By Luca Badetti
There is a quiet stream of tenderness that irrigates our world: it sustains people, it nourishes relationships and it transforms society. We often hear of harsh and difficult news happening globally and yet, at the same time, the power of tenderness keeps bringing forth good fruit, often without us realizing its presence in our everyday lives.
During mealtimes, resident scholars help ensure that The Lay Centre dining room is a welcoming place, taking care of little important elements like table decorations and floral arrangements.
Although these little touches are not essential, they are important — they express well the gratuity of tenderness. The resident community helps to create a warm, colourful and pleasant atmosphere, in which people can feel welcomed, taken care of and respected.
Around the table, tenderness is also demonstrated day after day in other small ways: when someone serves water to another or offers them dessert, when someone empathizes with the other and checks in on how they are doing or offers them a quiet presence after a long day.
Although tenderness has often been relegated to the sentimental sphere, its breadth is much wider. Tenderness is a stance with which we approach ourselves and others with gentle respect. When we respect the other, we recognize them as precious and reveal this to them by our demeanour and actions.
Through gentleness, we accept our common humanity, with both its joys and struggles, and seek to welcome the other with great delicacy, seeking not to hurt them in any way.

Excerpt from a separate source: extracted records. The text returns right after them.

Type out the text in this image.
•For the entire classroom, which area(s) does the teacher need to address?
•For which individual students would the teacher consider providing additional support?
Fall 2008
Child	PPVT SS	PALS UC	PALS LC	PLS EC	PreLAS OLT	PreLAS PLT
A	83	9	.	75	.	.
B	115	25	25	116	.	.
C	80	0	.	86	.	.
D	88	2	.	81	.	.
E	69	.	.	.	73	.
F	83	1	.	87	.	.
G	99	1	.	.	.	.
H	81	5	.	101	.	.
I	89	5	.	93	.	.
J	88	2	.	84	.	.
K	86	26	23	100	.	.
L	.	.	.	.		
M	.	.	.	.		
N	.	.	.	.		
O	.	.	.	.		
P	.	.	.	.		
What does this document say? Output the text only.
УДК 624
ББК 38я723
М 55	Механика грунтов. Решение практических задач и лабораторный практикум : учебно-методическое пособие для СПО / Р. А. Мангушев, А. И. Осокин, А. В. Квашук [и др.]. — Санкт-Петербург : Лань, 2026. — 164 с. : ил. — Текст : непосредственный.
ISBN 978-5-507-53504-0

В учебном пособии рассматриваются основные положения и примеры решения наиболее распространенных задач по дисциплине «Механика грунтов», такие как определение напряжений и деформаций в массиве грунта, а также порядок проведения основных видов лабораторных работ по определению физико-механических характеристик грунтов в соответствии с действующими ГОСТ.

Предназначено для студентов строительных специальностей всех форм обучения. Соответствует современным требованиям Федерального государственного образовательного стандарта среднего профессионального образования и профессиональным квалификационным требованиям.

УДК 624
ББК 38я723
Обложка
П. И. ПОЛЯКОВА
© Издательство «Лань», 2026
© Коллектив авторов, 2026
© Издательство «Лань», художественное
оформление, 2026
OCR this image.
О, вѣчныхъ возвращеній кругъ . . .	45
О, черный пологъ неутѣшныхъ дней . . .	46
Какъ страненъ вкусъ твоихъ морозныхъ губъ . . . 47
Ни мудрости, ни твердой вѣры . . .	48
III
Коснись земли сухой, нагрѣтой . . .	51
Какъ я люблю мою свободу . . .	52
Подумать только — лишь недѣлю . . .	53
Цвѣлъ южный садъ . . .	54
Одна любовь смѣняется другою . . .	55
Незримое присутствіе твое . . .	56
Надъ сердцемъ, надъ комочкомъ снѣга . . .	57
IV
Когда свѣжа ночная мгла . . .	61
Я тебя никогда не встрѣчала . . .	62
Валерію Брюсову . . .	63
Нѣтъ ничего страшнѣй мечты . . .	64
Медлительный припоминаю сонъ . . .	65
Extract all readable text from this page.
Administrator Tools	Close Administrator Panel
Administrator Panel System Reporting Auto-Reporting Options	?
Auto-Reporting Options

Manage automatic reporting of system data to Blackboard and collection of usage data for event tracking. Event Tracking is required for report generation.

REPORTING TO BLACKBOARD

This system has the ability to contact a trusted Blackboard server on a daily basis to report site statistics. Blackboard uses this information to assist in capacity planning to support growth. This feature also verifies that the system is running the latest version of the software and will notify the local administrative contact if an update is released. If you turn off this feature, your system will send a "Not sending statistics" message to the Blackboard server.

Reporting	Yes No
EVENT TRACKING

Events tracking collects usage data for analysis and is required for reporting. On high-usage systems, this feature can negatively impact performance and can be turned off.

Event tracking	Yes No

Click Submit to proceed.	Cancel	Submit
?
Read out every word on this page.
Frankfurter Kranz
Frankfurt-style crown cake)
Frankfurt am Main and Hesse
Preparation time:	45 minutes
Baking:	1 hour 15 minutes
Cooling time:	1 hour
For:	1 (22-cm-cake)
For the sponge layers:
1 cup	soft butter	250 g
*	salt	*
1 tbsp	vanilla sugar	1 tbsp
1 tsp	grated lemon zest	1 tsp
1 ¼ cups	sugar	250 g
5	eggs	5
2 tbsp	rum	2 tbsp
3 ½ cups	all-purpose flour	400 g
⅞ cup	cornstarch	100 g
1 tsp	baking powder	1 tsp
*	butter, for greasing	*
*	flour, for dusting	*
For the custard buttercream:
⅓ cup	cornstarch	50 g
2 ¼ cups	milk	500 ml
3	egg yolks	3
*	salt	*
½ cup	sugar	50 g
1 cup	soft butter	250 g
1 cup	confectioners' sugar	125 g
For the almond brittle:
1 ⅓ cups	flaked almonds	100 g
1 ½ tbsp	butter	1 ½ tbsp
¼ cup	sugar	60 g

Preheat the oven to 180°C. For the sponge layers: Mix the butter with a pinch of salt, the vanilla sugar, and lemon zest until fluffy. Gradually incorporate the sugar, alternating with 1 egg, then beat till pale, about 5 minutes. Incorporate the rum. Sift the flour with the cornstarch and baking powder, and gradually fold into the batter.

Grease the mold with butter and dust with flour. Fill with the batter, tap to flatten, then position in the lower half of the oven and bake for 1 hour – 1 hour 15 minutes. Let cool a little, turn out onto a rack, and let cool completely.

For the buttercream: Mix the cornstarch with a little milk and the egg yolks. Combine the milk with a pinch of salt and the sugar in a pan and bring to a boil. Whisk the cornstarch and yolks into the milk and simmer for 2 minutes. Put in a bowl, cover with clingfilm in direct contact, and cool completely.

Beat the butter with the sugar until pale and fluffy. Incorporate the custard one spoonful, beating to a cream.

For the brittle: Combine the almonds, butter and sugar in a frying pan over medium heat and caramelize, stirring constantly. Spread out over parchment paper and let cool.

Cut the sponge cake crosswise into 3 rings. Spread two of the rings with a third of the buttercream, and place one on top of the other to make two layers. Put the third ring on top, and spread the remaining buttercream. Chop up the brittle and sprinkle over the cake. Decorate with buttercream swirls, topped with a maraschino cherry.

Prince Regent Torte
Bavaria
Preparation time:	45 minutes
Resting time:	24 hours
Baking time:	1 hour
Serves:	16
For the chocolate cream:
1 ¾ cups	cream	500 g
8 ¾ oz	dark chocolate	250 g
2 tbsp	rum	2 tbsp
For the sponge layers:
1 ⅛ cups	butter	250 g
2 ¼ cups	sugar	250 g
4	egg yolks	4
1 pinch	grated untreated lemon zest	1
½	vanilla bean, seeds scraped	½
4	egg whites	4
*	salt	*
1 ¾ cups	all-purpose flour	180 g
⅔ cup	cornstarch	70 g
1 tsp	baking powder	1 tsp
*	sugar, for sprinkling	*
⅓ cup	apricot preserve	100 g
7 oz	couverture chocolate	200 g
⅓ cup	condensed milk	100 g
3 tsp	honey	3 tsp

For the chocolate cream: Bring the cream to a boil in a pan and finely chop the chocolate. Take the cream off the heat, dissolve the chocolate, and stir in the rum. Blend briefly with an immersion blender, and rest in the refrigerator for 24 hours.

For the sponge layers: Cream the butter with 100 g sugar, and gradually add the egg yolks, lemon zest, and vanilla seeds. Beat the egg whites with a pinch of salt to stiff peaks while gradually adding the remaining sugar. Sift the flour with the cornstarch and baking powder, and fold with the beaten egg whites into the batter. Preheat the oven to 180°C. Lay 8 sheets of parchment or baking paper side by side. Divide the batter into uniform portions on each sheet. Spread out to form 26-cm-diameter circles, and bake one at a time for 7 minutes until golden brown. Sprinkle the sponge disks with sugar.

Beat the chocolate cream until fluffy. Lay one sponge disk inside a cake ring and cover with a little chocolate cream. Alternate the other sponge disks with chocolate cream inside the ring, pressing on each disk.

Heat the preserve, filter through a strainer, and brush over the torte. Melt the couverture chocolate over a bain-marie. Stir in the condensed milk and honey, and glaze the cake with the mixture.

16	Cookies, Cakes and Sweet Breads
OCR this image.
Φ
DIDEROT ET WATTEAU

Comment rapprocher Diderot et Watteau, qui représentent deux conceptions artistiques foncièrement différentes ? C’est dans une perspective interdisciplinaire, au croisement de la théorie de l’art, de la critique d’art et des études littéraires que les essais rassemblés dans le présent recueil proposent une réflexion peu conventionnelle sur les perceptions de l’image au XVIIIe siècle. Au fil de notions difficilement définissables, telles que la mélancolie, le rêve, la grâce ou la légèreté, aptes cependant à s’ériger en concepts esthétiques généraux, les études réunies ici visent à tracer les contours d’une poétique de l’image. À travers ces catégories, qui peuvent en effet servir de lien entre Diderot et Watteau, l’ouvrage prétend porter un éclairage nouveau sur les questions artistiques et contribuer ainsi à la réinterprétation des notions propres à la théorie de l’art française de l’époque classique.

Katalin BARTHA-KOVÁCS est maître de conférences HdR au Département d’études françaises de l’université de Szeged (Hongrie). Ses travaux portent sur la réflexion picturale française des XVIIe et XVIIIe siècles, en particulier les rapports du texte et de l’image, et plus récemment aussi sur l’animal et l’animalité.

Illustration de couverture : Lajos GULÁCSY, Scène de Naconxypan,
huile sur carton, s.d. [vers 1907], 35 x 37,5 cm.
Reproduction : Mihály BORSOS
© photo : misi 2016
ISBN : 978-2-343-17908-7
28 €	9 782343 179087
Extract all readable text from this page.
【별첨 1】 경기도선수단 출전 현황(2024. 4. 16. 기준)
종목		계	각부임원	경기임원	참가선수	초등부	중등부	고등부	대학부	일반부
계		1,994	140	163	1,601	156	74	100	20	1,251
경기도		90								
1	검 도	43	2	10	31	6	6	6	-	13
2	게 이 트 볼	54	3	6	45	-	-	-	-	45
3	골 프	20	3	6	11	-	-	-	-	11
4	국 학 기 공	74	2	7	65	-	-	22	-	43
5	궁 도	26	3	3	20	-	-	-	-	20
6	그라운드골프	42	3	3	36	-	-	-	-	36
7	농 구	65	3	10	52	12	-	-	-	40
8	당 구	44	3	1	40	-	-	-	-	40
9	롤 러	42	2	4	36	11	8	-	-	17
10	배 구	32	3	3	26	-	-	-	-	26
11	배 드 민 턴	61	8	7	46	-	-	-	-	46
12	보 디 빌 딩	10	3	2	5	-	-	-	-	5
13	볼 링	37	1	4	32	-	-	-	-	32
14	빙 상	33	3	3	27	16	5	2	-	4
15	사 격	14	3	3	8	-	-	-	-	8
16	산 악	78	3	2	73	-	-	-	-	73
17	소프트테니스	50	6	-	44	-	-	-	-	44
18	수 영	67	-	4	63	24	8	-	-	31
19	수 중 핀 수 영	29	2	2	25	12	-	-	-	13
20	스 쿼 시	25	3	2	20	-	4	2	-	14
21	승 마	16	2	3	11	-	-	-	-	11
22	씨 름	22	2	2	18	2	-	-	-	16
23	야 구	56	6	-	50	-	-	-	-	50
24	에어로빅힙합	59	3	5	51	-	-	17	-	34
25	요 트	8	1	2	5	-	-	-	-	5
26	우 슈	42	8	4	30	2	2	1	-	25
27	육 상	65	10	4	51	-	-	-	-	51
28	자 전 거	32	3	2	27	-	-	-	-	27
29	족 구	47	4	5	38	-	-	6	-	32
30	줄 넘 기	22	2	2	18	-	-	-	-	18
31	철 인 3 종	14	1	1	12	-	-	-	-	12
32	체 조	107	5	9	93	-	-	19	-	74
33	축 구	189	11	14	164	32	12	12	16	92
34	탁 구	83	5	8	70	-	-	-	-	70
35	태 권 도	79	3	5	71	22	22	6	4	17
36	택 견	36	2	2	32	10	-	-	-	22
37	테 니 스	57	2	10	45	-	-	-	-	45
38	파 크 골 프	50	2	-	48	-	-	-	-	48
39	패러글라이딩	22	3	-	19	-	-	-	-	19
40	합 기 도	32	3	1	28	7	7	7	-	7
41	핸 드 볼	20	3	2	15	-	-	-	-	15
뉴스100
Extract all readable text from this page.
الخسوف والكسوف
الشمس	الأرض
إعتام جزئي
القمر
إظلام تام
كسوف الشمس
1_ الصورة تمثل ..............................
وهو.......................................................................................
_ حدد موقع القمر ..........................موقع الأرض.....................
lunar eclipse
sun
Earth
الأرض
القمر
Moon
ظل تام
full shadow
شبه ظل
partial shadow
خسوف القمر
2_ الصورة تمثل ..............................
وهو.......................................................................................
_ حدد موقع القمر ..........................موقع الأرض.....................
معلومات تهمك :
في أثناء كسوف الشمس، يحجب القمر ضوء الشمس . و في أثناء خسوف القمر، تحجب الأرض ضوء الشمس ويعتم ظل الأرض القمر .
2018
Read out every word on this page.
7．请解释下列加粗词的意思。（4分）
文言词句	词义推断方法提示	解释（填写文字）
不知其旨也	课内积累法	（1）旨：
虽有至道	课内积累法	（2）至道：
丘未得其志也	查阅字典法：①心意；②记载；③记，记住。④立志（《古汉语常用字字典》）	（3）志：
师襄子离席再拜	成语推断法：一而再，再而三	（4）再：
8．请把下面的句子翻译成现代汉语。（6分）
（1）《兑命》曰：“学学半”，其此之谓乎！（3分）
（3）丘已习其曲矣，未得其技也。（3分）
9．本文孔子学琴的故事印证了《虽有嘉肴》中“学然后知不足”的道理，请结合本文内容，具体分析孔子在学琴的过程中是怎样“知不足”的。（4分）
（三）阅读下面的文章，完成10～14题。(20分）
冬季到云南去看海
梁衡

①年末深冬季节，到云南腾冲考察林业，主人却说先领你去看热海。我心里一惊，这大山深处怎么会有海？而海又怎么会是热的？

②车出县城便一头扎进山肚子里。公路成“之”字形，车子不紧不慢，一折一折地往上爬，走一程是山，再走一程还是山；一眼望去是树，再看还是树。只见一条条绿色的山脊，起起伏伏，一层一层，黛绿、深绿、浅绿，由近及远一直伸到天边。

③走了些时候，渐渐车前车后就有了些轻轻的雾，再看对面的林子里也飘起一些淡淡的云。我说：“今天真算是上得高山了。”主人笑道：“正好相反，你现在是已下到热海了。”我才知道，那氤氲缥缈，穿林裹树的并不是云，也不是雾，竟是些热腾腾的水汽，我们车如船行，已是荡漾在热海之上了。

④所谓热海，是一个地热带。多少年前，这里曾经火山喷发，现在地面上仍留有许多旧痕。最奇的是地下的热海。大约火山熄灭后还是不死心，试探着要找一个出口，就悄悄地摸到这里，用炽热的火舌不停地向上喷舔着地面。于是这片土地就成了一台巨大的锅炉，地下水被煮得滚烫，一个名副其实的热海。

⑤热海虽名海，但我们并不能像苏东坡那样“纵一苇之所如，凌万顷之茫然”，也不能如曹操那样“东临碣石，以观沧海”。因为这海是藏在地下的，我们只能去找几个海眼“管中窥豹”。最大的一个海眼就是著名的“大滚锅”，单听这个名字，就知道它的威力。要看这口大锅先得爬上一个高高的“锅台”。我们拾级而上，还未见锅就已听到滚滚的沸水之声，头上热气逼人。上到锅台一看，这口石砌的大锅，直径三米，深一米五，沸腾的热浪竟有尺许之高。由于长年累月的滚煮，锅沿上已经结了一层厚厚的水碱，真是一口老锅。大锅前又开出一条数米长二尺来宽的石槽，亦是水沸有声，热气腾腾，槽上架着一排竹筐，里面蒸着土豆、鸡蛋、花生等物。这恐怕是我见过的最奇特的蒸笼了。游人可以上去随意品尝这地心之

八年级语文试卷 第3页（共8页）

The prophet Isaiah speaks of the Servant of the Lord using these words, which Christian tradition applies to Christ: “He will not cry out, nor shout, nor make his voice heard in the street. A bruised reed he will not break, and a dimly burning wick he will not quench” (Is. 42:2-3).
Though injustice fills the headlines, let’s not forget to nurture and be grateful for those ordinary spaces in which we experience and give tenderness, a loving respect so profoundly human.